Many plants in the Colorado landscape are affected by diseases every year with some causing little to no damage while others may produce a sudden decline or death. Chemical controls have been proven to be largely ineffective against most of these pathogens. The best defense against any of these diseases is to ensure plants are healthy, fertilized and properly watered. Prevent injury to the plant and damage to the roots. Removal of diseased wood may be required to prevent the spread of disease. If you think that a disease may be harming your trees or shrubs, then meet with an Elk Creek representative to have it diagnosed correctly the first time.
Front Range Plant Bacterial Diseases
Fireblight is a bacterial disease that most commonly affects crabapples, apples, pears, mountain ash and at times, other stone fruit trees along the Front Range. This bacterium is introduced through open wounds or from pollinators transferring the bacteria to flower blossoms. Warm, wet conditions during spring and early summer will encourage the spread of fireblight. Trees with fireblight will develop curled and blackened tips extending down the branch towards the trunk. Leaves will remain on branch after they have died turning brown or black and severely affected branches appear burned. Pruning of diseased wood is recommended while the tree is in dormancy; any pruning done during the growing season can transfer the bacteria with each cut so this is generally not recommended. Elk Creek recommends a foliar copper spray applied twice to flower blossoms in the spring to help control the spread of fireblight.
Bacterial wetwood is a common disease that affects many of our shade trees including aspens, elms, cottonwoods, maples and willows though it may be found in a variety of trees. Areas of infection will be moist or wet with a yellow-brown discoloration on the bark. Internal gas pressure from the bacteria will cause slime to ooze from the trees’ central core which is slimy and has an unpleasant odor. This slime will also attract insects and can be a host for fungi. Bacterial wetwood will inhibit new growth in infected areas and may eventually kill the tree. There is no effective control for wetwood.
Front Range Fungal Diseases
Marssonina Leaf Spot is the most common foliage disease of aspens and cottonwoods in the urban corridor. Infections will occur after bud break during warm and wet springs. Damage to the leaf first appears as small brown flecks with a yellow halo and as it progresses, spots will merge to become large black areas and leaves will fall prematurely. This damage is mostly aesthetic and contained to the leaves, although repeated outbreaks year after year will stress the tree. Removing fallen leaves from the landscape will help to prevent the spread of this disease in the spring.
Septoria Leaf Spot is more commonly associated with cottonwoods but will also affect aspens. Damage may be irregular but can begin as tan spots with a black border progressing to large brown or black areas. As with other leaf spots, the damage is mostly aesthetic. We do not recommend the use of fungicides to control leaf spots.
Shoot Blight is a fungus that affects new growth tissue on aspens and cottonwoods. This fungus will be spread during warm, wet conditions at any time of the growing season. Symptoms first appear on the leaves as brown or black areas causing distortion and dead leaf tissue. Affected leaf shoots will turn black and begin to curl resembling a shepherds’ crook. The removal of fallen leaves as well as the pruning of dead branch tips during dormancy will help to control this disease.

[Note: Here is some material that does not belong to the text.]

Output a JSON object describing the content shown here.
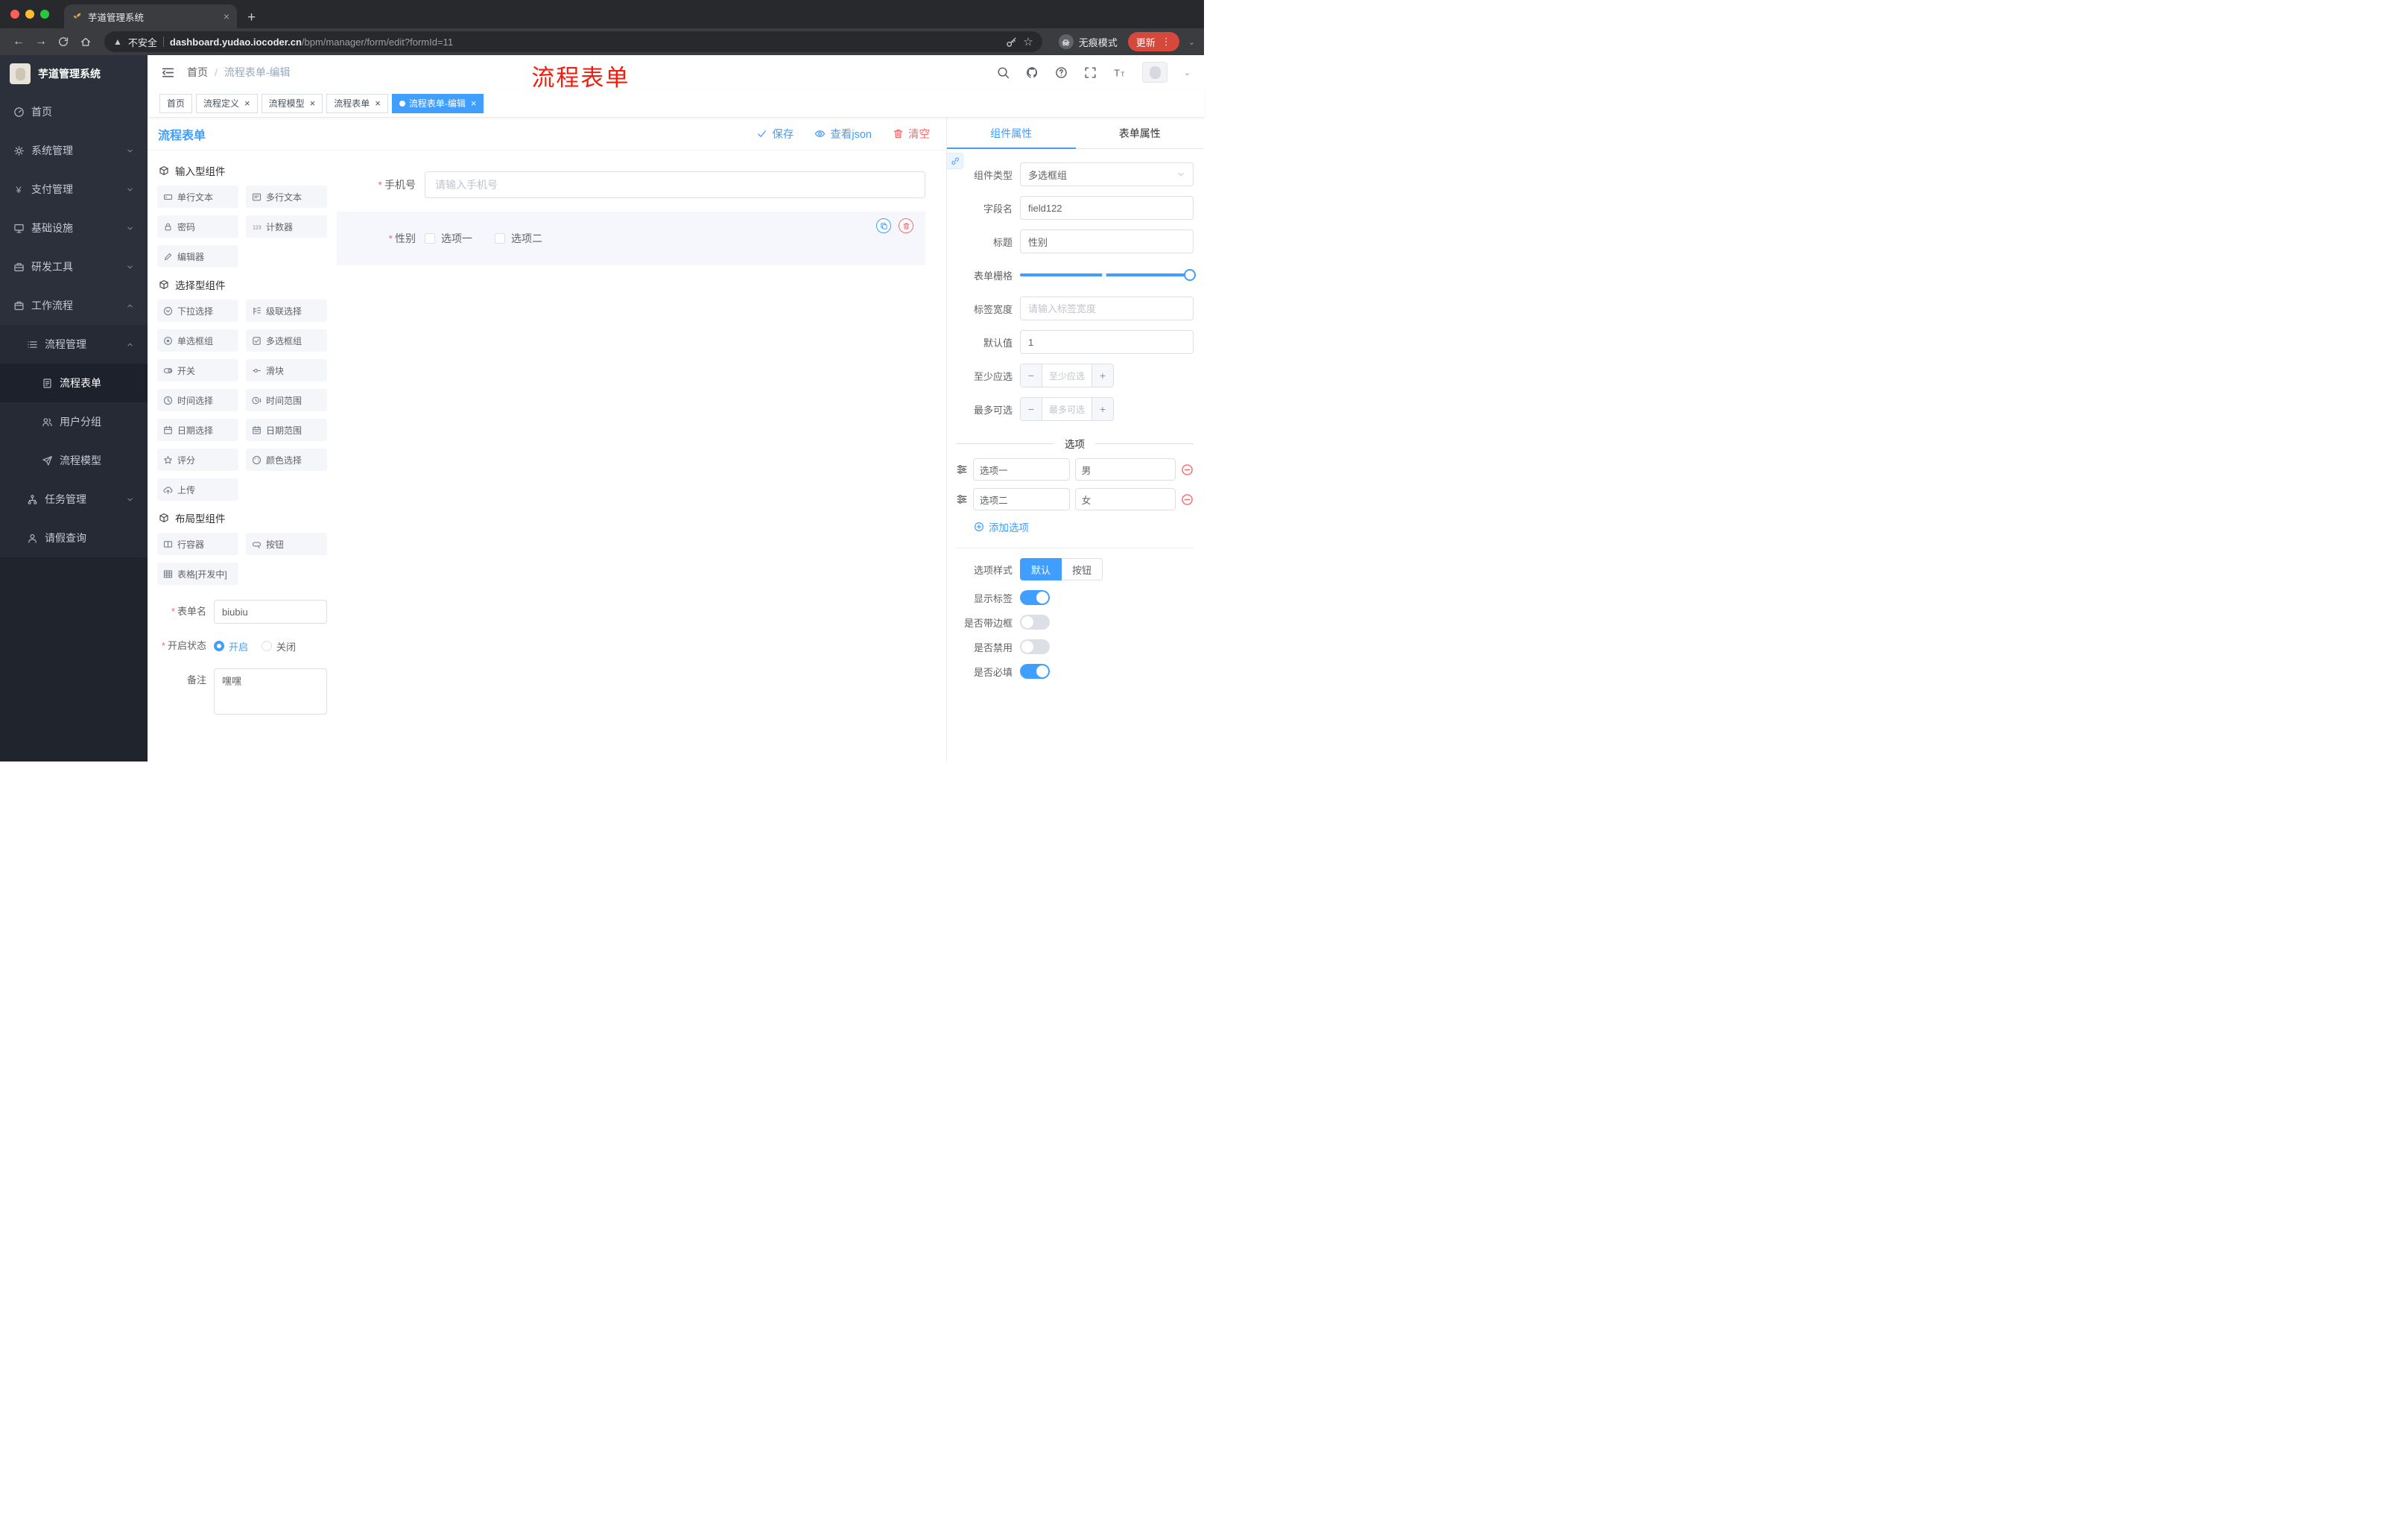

Cytospera Canker affects many trees and shrubs in the Front Range landscape. The fungus will attack plants or parts of plants that are injured or highly stressed, especially affecting plants with root damage. Cankers will form on the bark of the limb appearing as a blister and may ooze sap. Leaves on affected limbs will turn yellow and may fall prematurely. As the canker girdles parts of the plant, new growth will be inhibited and dieback may occur above the canker. No effective chemicals are available to control the fungi that cause canker. Pruning of diseased wood is recommended to control the spread of this disease.
Apple Scab will affect crabapples as well as apple trees. It will create leaf blotches and cause yellowing of the leaves, leaves may drop early. This fungus will also damage the fruit causing dark, soft spots and reduce the quantity of the crop. Cultural practices are the best defense against this disease. Avoid irrigation hitting the leaves of the tree, prune think trees to enhance air circulation and drying, remove all leaves from the ground in the fall and prune diseased wood from the tree during dormancy. For repeated outbreaks, a fungicide may be applied at bud break in the springtime.
Anthracnose causes mainly aesthetic problems for sycamores and oak trees in our region though repeated outbreaks year after year will stress the trees. Symptoms appear during the summer but the damage was done at bud break during wet, cool springs. Leaves will develop irregular brown patches and distortion is common. Leaves will drop early and there may be some tip dieback. Fungicides are not effective for this disease. Remove all leaves from the ground and prune deadwood from the tree.
Dwarf Mistletoes are common throughout the western U.S. These leafless, parasitic plants will commonly infect ponderosa pine, pinyon pine, lodgepole pine, and Douglas fir. These plants will actually root into the bark stealing water and nutrients from the host tree causing yellow needles, reduced foliage and witches broom. This will cause a gradual decline in the trees health and will make susceptible to disease and insects. Mistletoe should be removed from the host tree by pruning.